Потом у меня наступил период философского реализма. Это произведения искусства, но они жизненные. Ты ездишь по городам, странам — Париж, Нью-Йорк, Прага, Рим… Каждое путешествие — это впечатления, разговоры с людьми, так удается понять, чем они дышат, что творится в их жизни. Это и есть книга жизни. Так я начал становиться автором своей книги жизни. Сам пишу ее и иллюстрирую. Художник — всегда человек мира, не может принадлежать одной стране, городу.
Сегодня текст как таковой неинтересен. Молодежь предпочитает интернет, не живую книгу. Значит, надо создавать уникальные вещи, которые просто несут энергетическую информацию, а весь текст заложен в подсознании. Каждый будет читать свое. «Книга жизни», допустим, это будет называться. Таким я вижу будущее. А сам текст — даже не знаю, что с ним станет. Наверное, он должен в файлах лежать, они в скором времени будут через какие-то чипы в нашу голову внедряться. И читать не придется.
Зритель выхватывает контексты, поэтому приходится изобретать «крючочки», которые будут его цеплять. При этом он должен быть свободным, не нужно ему навязывать свою точку зрения. Надо понимать: назад дороги нет, все равно надо двигаться вперед.
У моего любимого Гоголя хотя и конкретные персонажи, но ты подмечаешь в произведениях вещи скрытые, как эзопов язык, не в лоб произнеснные, а иносказательно. Художник, который прошел период 70-80-х годов, запреты, разгромы выставок, понимание, что в душе ты не здесь находишься — с настроением этого поколения иносказательный язык точно совпадал. То время — это начало андеграунда. Потом стало понятно, что не надо менять язык, переходить к плакату. Лучше говорить иносказательно.
Когда начинаются какие-то сложности с администрацией, или разборки в Союзе художников, то можно это эзоповым языком передать.
Тебе дал бог дар, ты неси этот крест. Может, успеешь пройти несколько дорог, может, будешь писать одно и то же ради куска хлеба. Это выбор, что особенно остро понимаешь после 40 лет. У меня была работа «40-летний гололед», о понимании, что 40 лет скользил мимо.
В Томске немало странных случаев бывало, даже бумагу у меня крали. В этом есть нечто булгаковское. Еще об этом писателе я вспоминал, когда как-то забыл в такси свою работу с котом Бегемотом. Точно помню: машина была черная «Волга». Найти следов картины потом не удалось, пропала. Странности такие, хотя я не верю в мистику. Но невольно задумаешься после таких случаев.
Сейчас я спрятался от всех. Выставки надоели, они ничего не меняют. В Томске мы все равно чужаки, я начал это ощущать сразу после переезда. Здесь купеческий консерватизм, васюганская хмарь летает в воздухе, она всех окутала, пожирает, поглощает. Инициатива наказуема. Начинаешь идеи выдавать — не поддержат, скорее дадут по башке.
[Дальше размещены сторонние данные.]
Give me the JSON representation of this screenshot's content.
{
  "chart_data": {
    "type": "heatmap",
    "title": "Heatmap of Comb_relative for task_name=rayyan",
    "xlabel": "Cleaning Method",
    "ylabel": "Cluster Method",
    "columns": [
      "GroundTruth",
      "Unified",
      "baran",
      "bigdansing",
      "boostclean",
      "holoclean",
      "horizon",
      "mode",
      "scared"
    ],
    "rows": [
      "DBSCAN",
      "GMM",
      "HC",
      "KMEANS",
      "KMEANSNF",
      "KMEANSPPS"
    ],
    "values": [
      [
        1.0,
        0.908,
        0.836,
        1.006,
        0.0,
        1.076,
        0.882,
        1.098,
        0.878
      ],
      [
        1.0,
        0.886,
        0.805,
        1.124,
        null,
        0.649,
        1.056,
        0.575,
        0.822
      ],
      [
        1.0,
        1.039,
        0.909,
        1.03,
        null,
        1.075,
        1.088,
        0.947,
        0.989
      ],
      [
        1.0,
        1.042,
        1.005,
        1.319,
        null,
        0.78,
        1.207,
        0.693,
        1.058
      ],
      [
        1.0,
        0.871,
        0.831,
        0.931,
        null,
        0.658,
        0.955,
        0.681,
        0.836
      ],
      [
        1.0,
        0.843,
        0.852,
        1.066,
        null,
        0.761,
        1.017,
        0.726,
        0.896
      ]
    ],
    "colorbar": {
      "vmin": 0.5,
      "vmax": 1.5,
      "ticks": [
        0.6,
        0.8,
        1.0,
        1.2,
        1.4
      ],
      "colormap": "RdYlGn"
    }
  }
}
В начале 2000-х мы с Татьяной вернулись из Парижа и придумали проект «Воскресные гости», собирались с молодыми поэтами и художниками, летом на улице делали акции. Зимой нас позвали в Музей деревянного зодчества, мы вели там мастер-классы. Когда проект стал популярен, начал собирать по 200 человек, то в васюганском мареве возникла одна реакция: «Закрыть». Однажды пришли на свой мастер-класс, а все вещи наши на снегу, и в музей нас пускать запретили. Разные есть подводные течения. Вот книжка же готовая получается, бери и пиши реальные истории! Чего читать-то других, ты свое прочитай, проанализируй, разложи по полочкам, чтобы в яму не попасть. А то все повторяется. Наша жизнь в Томске — это действительно книжка, интересная, местами даже детективная.